5). Ivan Van Sertima (“The Golden Age of the Moor”): “I think it should be pointed out, contrary to myths about the Moslems, that they did not force their religion down the throats of the Christians. John Jackson, in an informative chapter on the Moors, in his book ‘African Civilizations,’ shows us how Christian, Jew and Muslim were treated with equal respect during the dynasty of the Ummayads. We have been given no evidence that this changed dramatically in later Muslim dynasties.”


We have read these authors and more. But are these scholars from whose corpus of work Prof. Salahuddin liberally sampled and quoted from correct? Do they have the interpretive weight of history on their side? Not surprisingly, Drs. John Henrik Clarke, Molefi Kete Asante, Yosef Ben-Jochannan, Ama Mazama, Chinwezu, Chancellor Williams, and several others disagree! And with good historical, historiographic, and epistemological reasons (we shall explore some of these in subsequent installments).

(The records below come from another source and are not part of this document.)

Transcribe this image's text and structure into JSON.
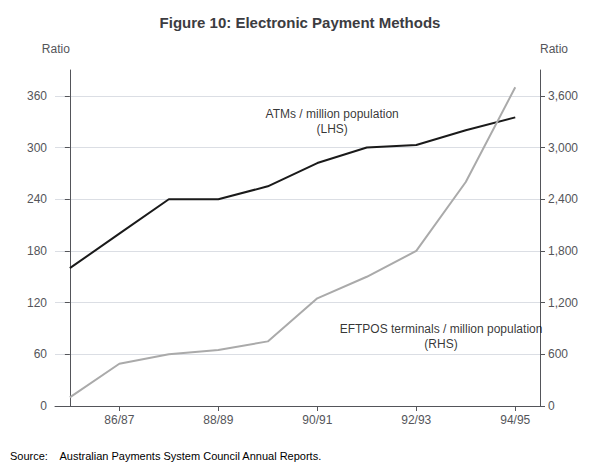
{
  "chart_data": {
    "type": "line",
    "title": "Figure 10: Electronic Payment Methods",
    "source": "Source:    Australian Payments System Council Annual Reports.",
    "x": [
      0,
      1,
      2,
      3,
      4,
      5,
      6,
      7,
      8,
      9
    ],
    "xlim": [
      -0.3,
      9.5
    ],
    "xticks": [
      {
        "value": 1,
        "label": "86/87"
      },
      {
        "value": 3,
        "label": "88/89"
      },
      {
        "value": 5,
        "label": "90/91"
      },
      {
        "value": 7,
        "label": "92/93"
      },
      {
        "value": 9,
        "label": "94/95"
      }
    ],
    "ylabel": "Ratio",
    "y2label": "Ratio",
    "ylim": [
      0,
      390
    ],
    "yticks": [
      0,
      60,
      120,
      180,
      240,
      300,
      360
    ],
    "y2lim": [
      0,
      3900
    ],
    "y2ticks": [
      0,
      600,
      1200,
      1800,
      2400,
      3000,
      3600
    ],
    "grid": true,
    "series": [
      {
        "color": "#1a1a1a",
        "axis": "y",
        "values": [
          160,
          200,
          240,
          240,
          255,
          282,
          300,
          303,
          320,
          335
        ]
      },
      {
        "color": "#aaaaaa",
        "axis": "y2",
        "values": [
          100,
          490,
          600,
          650,
          750,
          1250,
          1500,
          1800,
          2600,
          3700
        ]
      }
    ],
    "annotations": [
      {
        "text": "ATMs / million population\n(LHS)",
        "x": 5.3,
        "y": 310
      },
      {
        "text": "EFTPOS terminals / million population\n(RHS)",
        "x": 7.5,
        "y": 100
      }
    ]
  }
}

Finally, Prof. Salahuddin himself says in “Islam and the African People”: “The role of certain rogue Arabs in the slave trade has been inflated by Christians and Afrocentrists into the lie that ‘Islam enslaved African people.’ History shows that a very small clique of gangster Arabs became involved in the slave trade centuries after the Europeans had been involved in the slave trade for several centuries. The involvement of this (sic) these Arabs had its beginning and ending in the 19th century. The participation of the tiny minority was nothing compared to the massive and centuries-long participation played by the European Christians…So these rogues and immoral Arabs were nothing more than a fluke amongst the many pious Arabs who brought Islam south of the Sahara, and who treated the African people as equals, and whom the African people warmly welcomed as their brothers. These are the facts of history!”


In one sense, Harvard University’s Dr. Henry Louis Gates, Jr., Arabs, Christian Europe and America, and the ex-Ahmadi scholar Prof. Salahuddin put the moral-numerical preponderance of evidential burden of the enslavement of Africans on the shoulder of Africa and of Africans! “For it was Pope Nicholas V who, in his Papal Bull of 1454, told Afonso V, King of Portugal, that by papal or Apostolic authority, Portugal seek, capture, and subjugate Saracens, pagans and other non-believers and enemies of Christ. Africans were perceived as pagans and non-believers,” writes Prof. Salahuddin.


Folks, these are some of the facts, please, make your own decisions!